Paul Manwaring

One of the great lies in the church stops us as fathers and mothers from fathering people because we think in order to do it we need to be better than them. It’s not about my ability. It’s about my encouragement. It’s about my love. It’s about believing in Him. For sons and daughters to become heroes they need moms and dads who believe in them, cheer them on, and encourage them even though they might not be as good at what they do.

Martyn Lloyd-Jones

The fatal tendency is to divide Christians into two groups: religious and the laity, exceptional Christians and ordinary Christians, the one who makes a vocation of the Christian life and the man who is engaged in secular affairs. That tendency is not only utterly and completely unscriptural; it is ultimately destructive of true piety and is, in many ways, a negation of the gospel of our Lord Jesus Christ. There is no such distinction in the Bible.

Aimee Joseph

God is quick to catch the sigh of the heart. He hears our silent sighs under the heavy mantle of leadership or parenting. He hears our short sighs of loneliness or exhaustion or choking grief that go unnoticed by others, and he seeks to comfort us.

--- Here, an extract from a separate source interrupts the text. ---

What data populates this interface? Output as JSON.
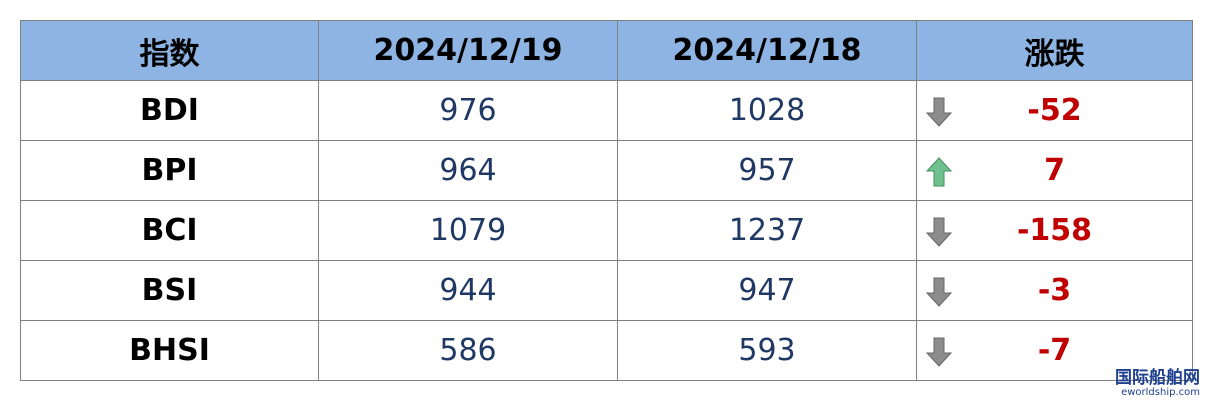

The Spirit is translating those sighs into prayers according to the perfect will of God. May we be comforted to know that our Father hears our slightest sighs as loud cries.

Keith Ferranate

The problem in our church world is that we’re so fixated on pastors and pulpits. The vast majority of people in the Christian world will never see a pulpit. If we don’t get unimpressed with the pulpit and pastors, then we’ll never see the reformation and harvest we all want. Whatever you affirm, you empower. Not afirming the ministry that goes on through the saints in their daily life, work, family, the mundane but necessary things, etc., has caused the repetitive strongholds that don’t get a breakthrough. We wonder why we don’t see a breakthrough in our churches, so we try harder and harder to preach better sermons and have better speakers because we hope that it’s the way to bring transformation. In this reformation, God is moving the pulpit from center stage to the back corner. The pulpit will still have a role. But our view of the pulpit will drastically change, and preaching in a church building behind the pulpit will become a smaller part of the transformation needed in the church, not the largest part. Now don’t get me wrong, most of my world is built around the pulpit. I love to preach and spend a lot of time preaching, teaching and training. But God is up to something different.

Charles Finney

If an elder or private member of the church finds his brethren cold towards him, there is but one way to remedy it. It is by being revived himself, and pouring out from his eyes and from his life the splendor of the image of Christ. This spirit will catch and spread in the church, and confidence will be renewed, and brotherly love prevail again.

Lu Niebergall

If we have a call to lead many, how well are we loving and caring for those God has placed around us? Sometimes we can get so lost in the idea of our “grand call” that we forget about loving the one in front of us; we forget about discipling those who God has entrusted to us. We must remember that God entrusts nations to those with the heart of a shepherd.

 

Ruth Haley Barton

I have been drawn to the story of Moses, because his hard-won strength of soul forged in his private encounters with God gave him the staying power he needed for the long haul of leadership. He made it all the way to the finish line of his life in leadership not because he knew how to think about leadership and conceptualize it in clever ways. He lasted because he allowed his leadership challenges to catalyze and draw him into a level of reliance on God that he might not have pursued had it not been for his great need for God which he experienced most profoundly in the crucible of leadership. He literally had no place else to go!